Here in my filed, I plant rice, but we leave a place where we can plant cabbage, lettuce, onions. After the harvest, we sell, and what we do to buy soap to help us in poverty because we don’t have maize. We plant to help us in our stomach. Because we die of hunger here, for our stomach, we don’t have anything to eat or so little. We just stay and live off our poverty here in the fields (Mtchogoni).
Since we don’t eat, we are very hungry, Father, in this country. If you meet us in the summertime with a lot of heat, you might even think this person would die. We take away the “reserve” (from the body), and we get skinny.
From growing rice and we do put lettuce, and cabbage. If you have the strength to cultivate and plant, you could be able to grow maize. They also grow with this manure that we put in. Then you harvest the maize and take it to the store to mill it. Then we come to eat it.
From morning until night, we come here. I haven’t studied, but I believe between 6 a.m. when the sun comes up, we come here. Because when the birds come in the morning, we are already here to scare the birds away. Because there are many now, the rice is ripe smells, and many birds fill up. Beat the birds they fall. You can fill this basin called (name of birds) MACHOWE.
We never did because we didn’t teach ourselves that we have to sing, and in happy encounters, we sing, the song we sing;
MAME U WAFHA NGUDZALA MTINI HIPHA KUDIMBA,
VANANA VANGU VA DAWA NGUDYALA MUTCHOGONI HIPHA KUDIMBA.
So, we sing while cultivating and playing.
VANANA VANGU VA DAWA NGUDYALA MTINI NIPHA KUDIMBA. MTCHOGONI MU NODAWA NGUMU DZAWA MBASSI NIPHA KUTSAMBA. VANANA VANGU VA NDARERA MAMA KUDZALA NIPHA KUDIMBA MTCHOGONI HITCHI DARERA MAMA KUMU DZAU HIPHA KUTSAMBA SALADA HITCHI DIMA MAEI MTCHOGONE HI NLHA KUTSAMBA
We live in this poverty that we are in, and so we sing.
We don’t compose these songs (but we sing) because we’re feeling good, not feeling with our lungs prone to tingling. when I find cabbage I cook, Because it opens up in our lungs prone to cultivating, when I find cabbage I cook, sweet potato leaves, pumpkin leaves, we cook when we find them and when it’s quiet with birds, we look for the
kakana to cook.
The root grows that is the lettuce that we give from these seeds that we plant and then sell and eat as well. Now it is the season of rice. We sowed in February and January. It is now drying up. Then we will cut it in June. What we have been doing, we clean the land and sow the rice.
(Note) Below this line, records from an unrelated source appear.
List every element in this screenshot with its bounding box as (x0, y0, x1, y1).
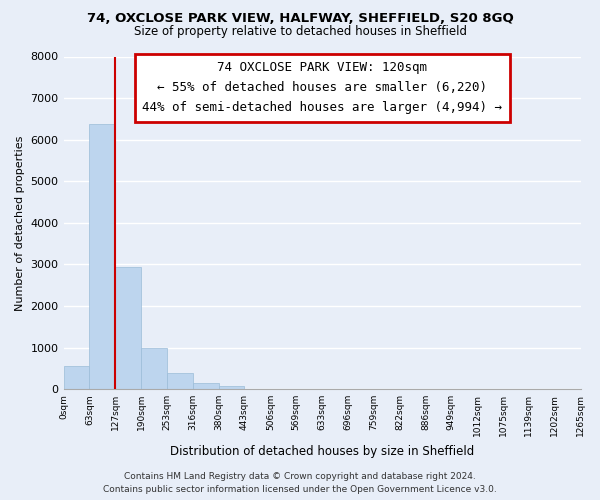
Bar (193, 382, 218, 389)
Bar (64, 366, 89, 389)
Text: 74 OXCLOSE PARK VIEW: 120sqm
← 55% of detached houses are smaller (6,220)
44% of: 74 OXCLOSE PARK VIEW: 120sqm ← 55% of de… (142, 62, 502, 114)
X-axis label: Distribution of detached houses by size in Sheffield: Distribution of detached houses by size … (170, 444, 474, 458)
Bar (167, 374, 193, 389)
Y-axis label: Number of detached properties: Number of detached properties (15, 135, 25, 310)
Bar (89, 124, 115, 389)
Text: Size of property relative to detached houses in Sheffield: Size of property relative to detached ho… (133, 25, 467, 38)
Text: Contains HM Land Registry data © Crown copyright and database right 2024.
Contai: Contains HM Land Registry data © Crown c… (103, 472, 497, 494)
Text: 74, OXCLOSE PARK VIEW, HALFWAY, SHEFFIELD, S20 8GQ: 74, OXCLOSE PARK VIEW, HALFWAY, SHEFFIEL… (86, 12, 514, 26)
Bar (218, 386, 244, 389)
Bar (115, 266, 141, 389)
Bar (141, 348, 167, 389)
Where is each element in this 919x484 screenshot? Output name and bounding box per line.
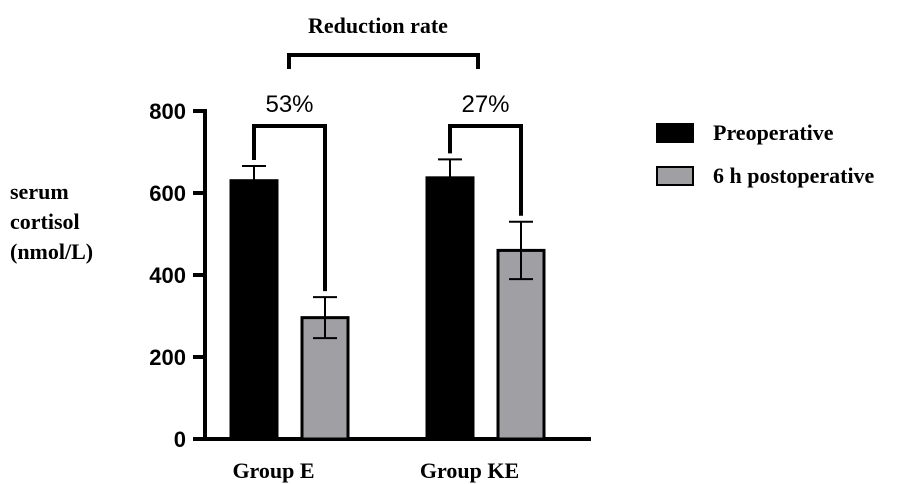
- reduction-rate-label: 53%: [265, 91, 313, 118]
- reduction-rate-label: 27%: [461, 91, 509, 118]
- legend-label: Preoperative: [713, 120, 834, 145]
- y-tick-label: 800: [149, 99, 186, 124]
- x-category-label: Group E: [232, 458, 314, 483]
- comparison-bracket: [448, 124, 523, 216]
- y-axis-label-line-2: cortisol: [10, 209, 80, 234]
- y-tick-label: 600: [149, 181, 186, 206]
- y-tick-label: 400: [149, 263, 186, 288]
- y-axis-label-line-1: serum: [10, 179, 69, 204]
- y-tick-label: 200: [149, 345, 186, 370]
- reduction-rate-bracket: [287, 53, 480, 69]
- x-category-label: Group KE: [420, 458, 519, 483]
- legend-swatch: [656, 166, 694, 186]
- legend-swatch: [656, 123, 694, 143]
- legend-label: 6 h postoperative: [713, 163, 875, 188]
- y-tick-label: 0: [174, 427, 186, 452]
- comparison-bracket: [252, 124, 327, 292]
- y-axis-label-line-3: (nmol/L): [10, 239, 93, 264]
- bar: [496, 248, 546, 441]
- bar: [229, 179, 279, 441]
- chart-title: Reduction rate: [308, 13, 448, 38]
- bar: [425, 176, 475, 441]
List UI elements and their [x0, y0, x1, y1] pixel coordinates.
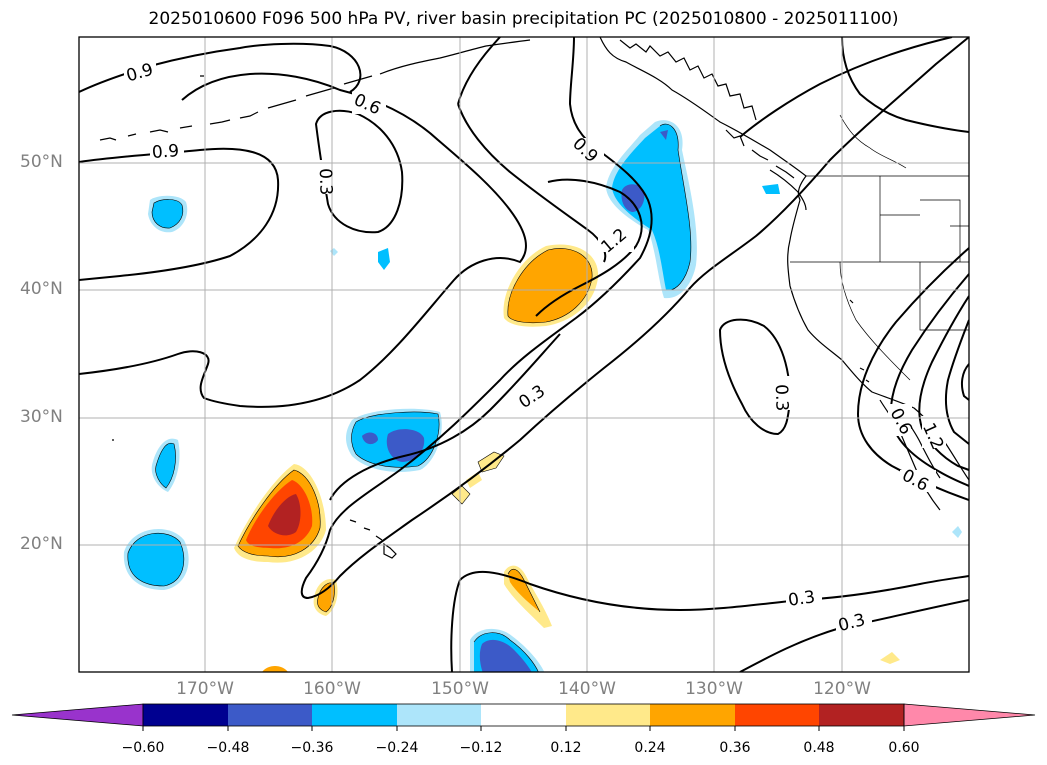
pos-anomaly-blob — [317, 582, 335, 612]
colorbar-tick-label: −0.36 — [290, 740, 334, 756]
colorbar-bin — [735, 704, 819, 726]
map-title: 2025010600 F096 500 hPa PV, river basin … — [148, 9, 899, 29]
pos-anomaly-blob — [508, 569, 540, 612]
colorbar-tick-label: 0.12 — [550, 740, 582, 756]
graticule — [79, 37, 969, 672]
pos-anomaly-blob — [507, 248, 593, 323]
colorbar-bin — [312, 704, 397, 726]
neg-anomaly-blob — [378, 248, 390, 270]
colorbar-bin — [143, 704, 228, 726]
colorbar-tick-label: 0.48 — [803, 740, 835, 756]
contour-label: 0.3 — [787, 587, 817, 611]
neg-anomaly-blob — [612, 124, 691, 291]
lat-label: 30°N — [20, 407, 63, 427]
neg-anomaly-blob — [362, 432, 378, 445]
colorbar-tick-label: −0.12 — [459, 740, 503, 756]
colorbar-bin — [228, 704, 312, 726]
colorbar-tick-label: 0.24 — [634, 740, 666, 756]
lon-label: 150°W — [431, 679, 489, 699]
lat-label: 50°N — [20, 152, 63, 172]
colorbar-frame — [142, 703, 905, 727]
map-frame — [78, 36, 970, 673]
colorbar-tick-label: 0.36 — [719, 740, 751, 756]
lat-label: 40°N — [20, 279, 63, 299]
colorbar-bin — [650, 704, 735, 726]
neg-anomaly-blob — [127, 533, 184, 586]
political-borders — [790, 114, 969, 381]
colorbar — [11, 703, 1036, 731]
colorbar-bin — [566, 704, 650, 726]
neg-anomaly-blob — [660, 130, 668, 140]
colorbar-bin — [819, 704, 904, 726]
neg-anomaly-blob — [762, 184, 780, 194]
lat-label: 20°N — [20, 534, 63, 554]
contour-label: 0.3 — [315, 168, 336, 196]
colorbar-tick-label: 0.60 — [888, 740, 920, 756]
colorbar-tick-label: −0.48 — [206, 740, 250, 756]
lon-label: 130°W — [685, 679, 743, 699]
lon-label: 120°W — [813, 679, 871, 699]
colorbar-tick-label: −0.24 — [375, 740, 419, 756]
contour-label-backgrounds — [124, 61, 946, 634]
lon-label: 170°W — [176, 679, 234, 699]
neg-anomaly-blob — [479, 639, 532, 672]
lon-label: 160°W — [303, 679, 361, 699]
neg-anomaly-blob — [155, 443, 176, 488]
pos-anomaly-blob — [262, 666, 288, 672]
neg-anomaly-blob — [152, 199, 183, 229]
neg-anomaly-blob — [952, 526, 962, 538]
colorbar-bin — [481, 704, 566, 726]
pos-anomaly-blob — [268, 494, 301, 536]
colorbar-bin — [397, 704, 481, 726]
neg-anomaly-blob — [621, 184, 645, 212]
map-background — [79, 37, 969, 672]
colorbar-extend-low — [11, 703, 144, 727]
precip-shading — [123, 120, 962, 672]
colorbar-extend-high — [903, 703, 1036, 727]
contour-label: 0.3 — [771, 384, 792, 412]
pos-anomaly-blob — [880, 652, 900, 664]
pos-anomaly-blob — [466, 472, 482, 488]
precip-outlines — [127, 123, 692, 672]
contour-label: 0.9 — [151, 141, 179, 163]
colorbar-tick-label: −0.60 — [121, 740, 165, 756]
lon-label: 140°W — [558, 679, 616, 699]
When the land is ready, we pierce the soil with a flat stick to open a hole and put the seed in it when we sow the rice. It is not to sell, but rather to share among families, because if, one day, you wouldn’t have food, you would have family help to sow in your fields.
I come alone since my children are grown up. I come here to chase the birds away as my partner has passed away. Because of my old age, I sow and managed to fill one and a half sacks, one sieve and one can. If you are very lucky and the rice got rain, even two bags you can. So, we work to make our own small space. Those who sow in large spaces get the rice. I sow very little because of my old age. I suffer from legs even now, but I cultivate because of poverty.
I know that since December, January and the time we sow Moleque we cut, it looks like peanuts. We sow then in late January and February, we clean the plot and put in the ground and start sowing. Those are the months that we work on them.
Even on other days, we eat our rice without thinking that we’ll get our rice next season next year. This year we will cut the rice now, and we don’t leave the same rice for next year.